How do teachers respond to the guides you are creating and how do you collaborate with teachers to create content?

All year 10 and 6 science classes had to do a research task on chemicals and they were allocated a chemical. They had to respond to the question, “should the use of a particular chemical in the household be discontinued?”

If you’re a non-science year 10 student, that can be very difficult. So again, I talked with the science coordinator, and we got her class to get State Library cards and we went down that database line again.

But the interesting thing about collaborating was, after doing the lesson with the students, she went back to class and she told her other colleagues in the science department.
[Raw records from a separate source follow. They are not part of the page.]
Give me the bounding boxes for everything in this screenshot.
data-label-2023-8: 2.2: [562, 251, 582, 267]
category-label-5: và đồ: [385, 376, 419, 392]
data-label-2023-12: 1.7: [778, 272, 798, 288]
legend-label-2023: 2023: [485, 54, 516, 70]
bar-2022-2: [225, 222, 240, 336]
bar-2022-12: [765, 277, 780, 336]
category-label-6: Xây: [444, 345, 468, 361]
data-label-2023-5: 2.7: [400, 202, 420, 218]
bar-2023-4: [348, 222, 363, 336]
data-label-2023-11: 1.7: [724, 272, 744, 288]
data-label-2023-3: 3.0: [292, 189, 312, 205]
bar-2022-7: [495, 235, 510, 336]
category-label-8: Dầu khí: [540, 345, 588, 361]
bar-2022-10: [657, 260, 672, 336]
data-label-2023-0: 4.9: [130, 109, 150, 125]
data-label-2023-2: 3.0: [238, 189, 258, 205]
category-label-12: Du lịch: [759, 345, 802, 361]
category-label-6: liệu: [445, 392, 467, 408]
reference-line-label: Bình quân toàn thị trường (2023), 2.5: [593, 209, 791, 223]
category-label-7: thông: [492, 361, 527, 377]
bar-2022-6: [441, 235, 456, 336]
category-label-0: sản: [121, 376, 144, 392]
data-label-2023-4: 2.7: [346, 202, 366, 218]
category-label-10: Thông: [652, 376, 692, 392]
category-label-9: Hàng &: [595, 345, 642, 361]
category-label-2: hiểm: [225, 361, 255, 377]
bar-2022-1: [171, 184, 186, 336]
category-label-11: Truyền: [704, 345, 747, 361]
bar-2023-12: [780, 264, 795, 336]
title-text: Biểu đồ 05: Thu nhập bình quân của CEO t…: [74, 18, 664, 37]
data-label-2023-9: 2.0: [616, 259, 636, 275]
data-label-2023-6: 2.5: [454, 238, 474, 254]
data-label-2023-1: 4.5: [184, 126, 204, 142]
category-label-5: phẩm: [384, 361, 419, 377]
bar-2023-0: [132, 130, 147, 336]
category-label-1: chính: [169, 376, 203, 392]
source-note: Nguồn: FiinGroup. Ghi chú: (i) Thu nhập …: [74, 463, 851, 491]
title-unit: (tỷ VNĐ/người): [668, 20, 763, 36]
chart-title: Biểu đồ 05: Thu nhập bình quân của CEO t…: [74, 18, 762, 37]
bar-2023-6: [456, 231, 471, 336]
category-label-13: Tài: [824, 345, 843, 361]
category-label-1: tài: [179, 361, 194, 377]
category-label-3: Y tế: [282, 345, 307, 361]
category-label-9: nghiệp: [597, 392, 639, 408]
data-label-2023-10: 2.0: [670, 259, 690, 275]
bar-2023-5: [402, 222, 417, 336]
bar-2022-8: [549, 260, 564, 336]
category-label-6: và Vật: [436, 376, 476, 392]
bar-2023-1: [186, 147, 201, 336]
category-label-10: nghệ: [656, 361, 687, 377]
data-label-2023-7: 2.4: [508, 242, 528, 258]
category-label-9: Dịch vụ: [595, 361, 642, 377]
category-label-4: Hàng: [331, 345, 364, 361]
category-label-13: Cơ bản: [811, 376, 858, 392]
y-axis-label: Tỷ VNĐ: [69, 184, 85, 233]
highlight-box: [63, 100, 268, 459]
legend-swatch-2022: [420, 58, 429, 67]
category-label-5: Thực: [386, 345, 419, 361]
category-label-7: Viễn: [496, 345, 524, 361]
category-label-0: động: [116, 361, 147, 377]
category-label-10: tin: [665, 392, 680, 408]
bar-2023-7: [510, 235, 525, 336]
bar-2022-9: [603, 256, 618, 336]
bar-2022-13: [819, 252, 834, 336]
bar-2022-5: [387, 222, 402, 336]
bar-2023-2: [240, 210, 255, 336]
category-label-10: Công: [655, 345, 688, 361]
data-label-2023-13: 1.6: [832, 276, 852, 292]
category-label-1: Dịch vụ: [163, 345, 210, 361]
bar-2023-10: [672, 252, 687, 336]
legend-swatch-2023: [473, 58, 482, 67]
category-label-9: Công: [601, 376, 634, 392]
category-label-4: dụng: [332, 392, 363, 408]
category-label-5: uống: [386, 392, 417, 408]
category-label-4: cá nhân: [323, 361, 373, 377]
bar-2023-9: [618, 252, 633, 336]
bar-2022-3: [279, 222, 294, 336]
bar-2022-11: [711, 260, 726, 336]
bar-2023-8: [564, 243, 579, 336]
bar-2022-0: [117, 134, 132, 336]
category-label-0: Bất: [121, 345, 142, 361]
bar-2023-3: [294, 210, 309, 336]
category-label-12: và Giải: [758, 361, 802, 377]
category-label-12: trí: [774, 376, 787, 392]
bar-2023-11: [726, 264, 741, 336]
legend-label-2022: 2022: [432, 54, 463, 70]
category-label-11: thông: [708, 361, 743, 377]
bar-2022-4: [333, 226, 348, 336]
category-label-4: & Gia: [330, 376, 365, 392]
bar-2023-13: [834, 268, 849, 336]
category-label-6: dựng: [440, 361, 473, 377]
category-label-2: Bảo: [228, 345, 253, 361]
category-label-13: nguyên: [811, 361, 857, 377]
Then by the end of the day, and by the end of the next day, I had all these other five teachers talking with me about when can they book their class in? And when can you do that presentation that you did with the science coordinator?

So I ended up doing that presentation another five times, with the whole of year 10, and what really came out of it, we had a LearnPath guide on referencing, and that was something that they could really get their hands on and go back to again, to be able to get that aspect right.

So that was a really positive, collaborative, and collegial process.

What are the benefits of LearnPath for your school?

I think the ability to be able to go back to somewhere that’s, you know where it is, and the information will still be there, you can bookmark it. And you can do either a simplistic step-by-step process, or you can make a little bit more detail wherever the scenario requires.

I like the way that LearnPath allows you to link other sources on a particular assessment task. You’re not just in one particular source, you can bring together a number of sources.

It’s also been really empowering for my library staff. This has been a real positive with LearnPath. The fact that once they know how to curate a LearnPath guide and put things, whatever the task might be into it, their relationships with other staff members, they’re feeling positive about themselves in their role in the school. It’s been a wonderful element of LearnPath in my book.

All our reading guides, our reading lists, we put those in a LearnPath guide and one of the 7 to 10 statements is the ability to engage in wide-reading. So a lot of the year 7 to 10 English teachers they’ll bring their class to our library once a fortnight, but before they come, they’ve already looked at the LearnPath guide. They’ve looked at the type of novel they’d like to read.

We’ve genrefied our library so it gives us an opportunity to, students an opportunity to, go to a particular genre or try a new genre. All those are in our LearnPath guide. So that’s been a wonderful, collaborative effort from staff and students at the school, and our teachers of course.

Do you use the free content from the LearnPath Community Content Hub in your school?

We do, it’s been wonderful. I have a book club at our library and we were doing “To Kill a Mockingbird”. A lot of the students in my book club are year 8 and 9 and the language can be quite difficult in “To Kill a Mockingbird” at times.

I found that LearnPath had put their own guide on the community portal ... (Content Hub sorry), the students then went, and I guided, to show students where that was.

So we had a number of students who were finding it difficult are able to use the links that were on there to get further information to look at Harper Lee as an author, that had a little click link to the Gregory Peck black and white film, which was great.

We had a look at that in Book Club, that little clip, and also a study guide. So, students who were struggling with getting around the language were able to access the study guide and use that. That was just a nice example of something I didn’t have to do, but I just showed them where it was and it allowed students to be able to access that novel in a much deeper and more meaningful way.